PROPERTY investment is one of the most popular ways to build a big retirement nest egg, and you may not need as many houses as you think.
Experts are divided when it comes to the magic number, but it typically ranges between one and four.
In new book The Armchair Guide to Property Investing, authors Ben Kingsley and Bryce Holdaway say 73 per cent of real estate investors stop at one investment property while less than 10 per cent have more than two.
You wont achieve a passive income from buying just one investment property, they say.
However, you also wont need the 10-plus properties promoted by some industry insiders and investment books. We think in most cases you actually only need three-to-five.
But you need to choose carefully when you invest and plan Kate Johnstone and Matt Moloney were crowned investors of the year in 2012 by a financial magazine for buying 16 properties.
They built up a $8.5 million property empire which was generating them $570,000 a year in rental income.
But now the pair are bankrupt because the property values in the central Queensland mining town of Moranbah where they purchased have plummeted and they cant repay their loans.
The book crunches the numbers to find that couples starting in their 40s and 50s can achieve a passive income of $2000 a week in retirement with four or fewer properties.
It says rather than think about the number of properties, investors should focus on their combined value and income. While property investing is not easy, it is relatively simple when you follow a process and cover all the bases.
Real estate author, lecturer and investor Peter Koulizos says most people work and accumulate superannuation, so that plus one fully-paid-off house often is enough.
That doesnt mean you live off the rent of that, he says. You would have to sell that house.
Living off the property proceeds, plus super, plus possibly a part age pension, is usually enough for most people to retire in comfort.
Koulizos believes if you want to live off the rent alone, you need to own about eight investment properties outright beyond the reach of many. To do that you probably had to work really hard to buy eight houses and pay them off, and then your children enjoy those houses, he says.
Koulizos says there are a couple of key questions people need to ask themselves before crunching the property investment numbers. One, how much money do you want to retire on and, two, do you want to leave everything to your children?
EXORBITANT super fund fees could cost you hundreds of thousands of dollars in retirement so it’s wise to make sure you’re not paying more than you should.
Superannuation specialists say fees are more transparent than ever with easy checks available online and on annual fund statements which should arrive by the end of September.
Comparing fees starts with taking an interest in your super. Its your money, just like cash in the bank or a share portfolio, but with extra rules that stop you from withdrawing it all before you retire.
Compare super fund fees
Research group Canstar examined almost 70 industry and retail super funds and found the cost of paying the highest fees, rather than average fees, on an $80,000 super fund balance could shrink a nest egg by more than $200,000 over 30 years.
It found for an $80,000 balance, total annual fees could range from $450 to $2322. For a $140,000 balance the fee spread is between $728 and $3966, and for a $200,000 balance its between $998 and $5610.
Canstar spokeswoman Justine Davies says there are some great value funds, both retail and industry super. But there is a big difference in fees being charged and all other things being equal, this can have a big impact on your retirement nest egg, she says.
Davies says fee disclosure has improved in recent years but is still confusing for many workers, who need to learn about administration fees, investment fees and potentially adviser fees. Just try mentioning those words at a barbecue, and watch peoples eyes glaze over.
People who havent examined their super fund fees for years or decades may be getting ripped off, because some old funds charge ridiculously high management fees and exorbitant entry and exit fees.

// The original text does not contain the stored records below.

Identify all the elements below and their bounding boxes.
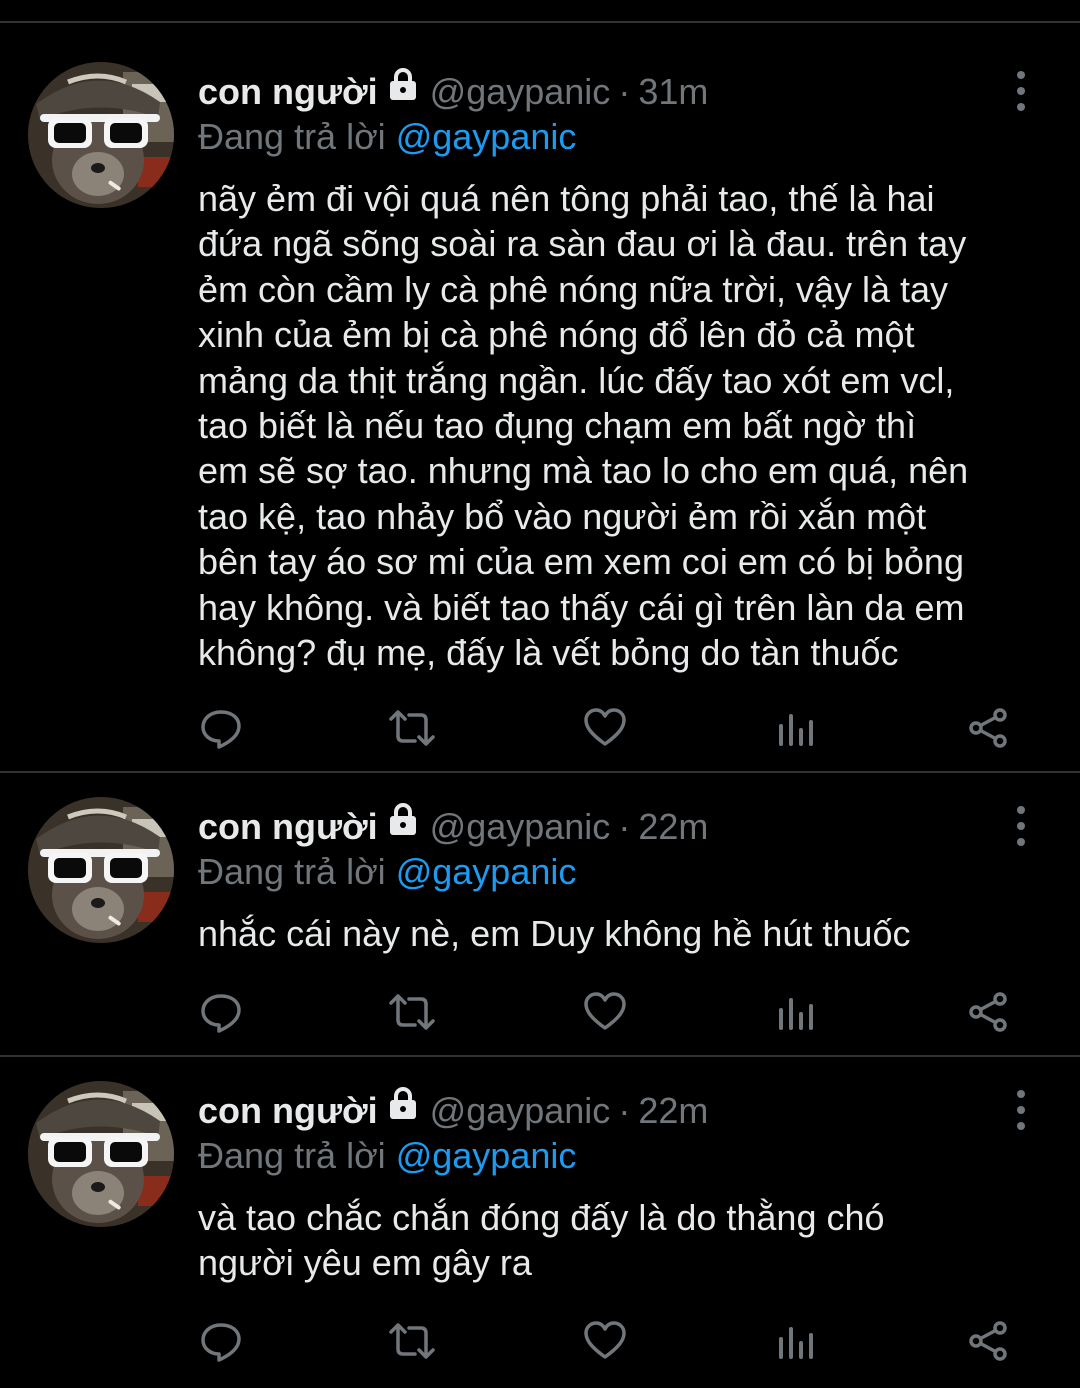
reply-mention-link[interactable]: @gaypanic	[396, 1135, 577, 1176]
reply-mention-link[interactable]: @gaypanic	[396, 116, 577, 157]
handle[interactable]: @gaypanic	[430, 70, 611, 114]
share-icon[interactable]	[963, 987, 1013, 1037]
raccoon-avatar-image	[28, 62, 174, 208]
tweet-divider	[0, 771, 1080, 773]
meta-separator: ·	[618, 806, 631, 847]
replying-to: Đang trả lời @gaypanic	[198, 850, 576, 894]
tweet-header: con người @gaypanic · 22m	[198, 1086, 708, 1133]
share-icon[interactable]	[963, 703, 1013, 753]
tweet-text: và tao chắc chắn đóng đấy là do thằng ch…	[198, 1197, 885, 1284]
replying-to-label: Đang trả lời	[198, 851, 386, 892]
raccoon-avatar-image	[28, 797, 174, 943]
handle[interactable]: @gaypanic	[430, 1089, 611, 1133]
timestamp[interactable]: 22m	[638, 1089, 708, 1133]
tweet-actions	[0, 1316, 1080, 1366]
more-vertical-icon[interactable]	[1006, 71, 1036, 111]
heart-icon[interactable]	[580, 1316, 630, 1366]
tweet-actions	[0, 703, 1080, 753]
heart-icon[interactable]	[580, 987, 630, 1037]
top-divider	[0, 21, 1080, 23]
replying-to-label: Đang trả lời	[198, 116, 386, 157]
meta-separator: ·	[618, 1090, 631, 1131]
heart-icon[interactable]	[580, 703, 630, 753]
analytics-icon[interactable]	[771, 703, 821, 753]
reply-icon[interactable]	[196, 987, 246, 1037]
display-name[interactable]: con người	[198, 1089, 378, 1133]
tweet-text: nhắc cái này nè, em Duy không hề hút thu…	[198, 913, 911, 954]
display-name[interactable]: con người	[198, 70, 378, 114]
tweet-text: nãy ẻm đi vội quá nên tông phải tao, thế…	[198, 178, 969, 674]
timestamp[interactable]: 22m	[638, 805, 708, 849]
avatar[interactable]	[28, 797, 174, 943]
replying-to: Đang trả lời @gaypanic	[198, 115, 576, 159]
tweet-actions	[0, 987, 1080, 1037]
reply-icon[interactable]	[196, 1316, 246, 1366]
meta-separator: ·	[618, 71, 631, 112]
timestamp[interactable]: 31m	[638, 70, 708, 114]
share-icon[interactable]	[963, 1316, 1013, 1366]
replying-to: Đang trả lời @gaypanic	[198, 1134, 576, 1178]
retweet-icon[interactable]	[387, 1316, 437, 1366]
lock-icon	[388, 802, 418, 846]
lock-icon	[388, 1086, 418, 1130]
retweet-icon[interactable]	[387, 987, 437, 1037]
tweet-divider	[0, 1055, 1080, 1057]
avatar[interactable]	[28, 62, 174, 208]
raccoon-avatar-image	[28, 1081, 174, 1227]
analytics-icon[interactable]	[771, 1316, 821, 1366]
replying-to-label: Đang trả lời	[198, 1135, 386, 1176]
display-name[interactable]: con người	[198, 805, 378, 849]
avatar[interactable]	[28, 1081, 174, 1227]
analytics-icon[interactable]	[771, 987, 821, 1037]
reply-icon[interactable]	[196, 703, 246, 753]
tweet-header: con người @gaypanic · 31m	[198, 67, 708, 114]
handle[interactable]: @gaypanic	[430, 805, 611, 849]
more-vertical-icon[interactable]	[1006, 1090, 1036, 1130]
retweet-icon[interactable]	[387, 703, 437, 753]
tweet-header: con người @gaypanic · 22m	[198, 802, 708, 849]
lock-icon	[388, 67, 418, 111]
reply-mention-link[interactable]: @gaypanic	[396, 851, 577, 892]
more-vertical-icon[interactable]	[1006, 806, 1036, 846]
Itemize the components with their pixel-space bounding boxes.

Wealth on Track principal Steve Greatrex says most modern super products are generally competitive and the fees you pay usually depend on the features you are getting.
There are several super comparison websites available, and moneysmart.gov.au has a good guide to using and understanding them. However, dont just chase the cheapest fee.
Basic funds may have low fees but offer little flexibility, while a fund with more features such as active investment management, capital protection or the ability to buy and sell individual shares can cost more.
My personal super is in a fund that is relatively expensive, but it is managed to avoid volatility because I am getting closer to my retirement and I dont want to suffer a huge fall if we have another GFC, Greatrex says. Many of his older clients share a similar view.
Greatrex says comparing super funds long-term investment returns is as important as comparing fees.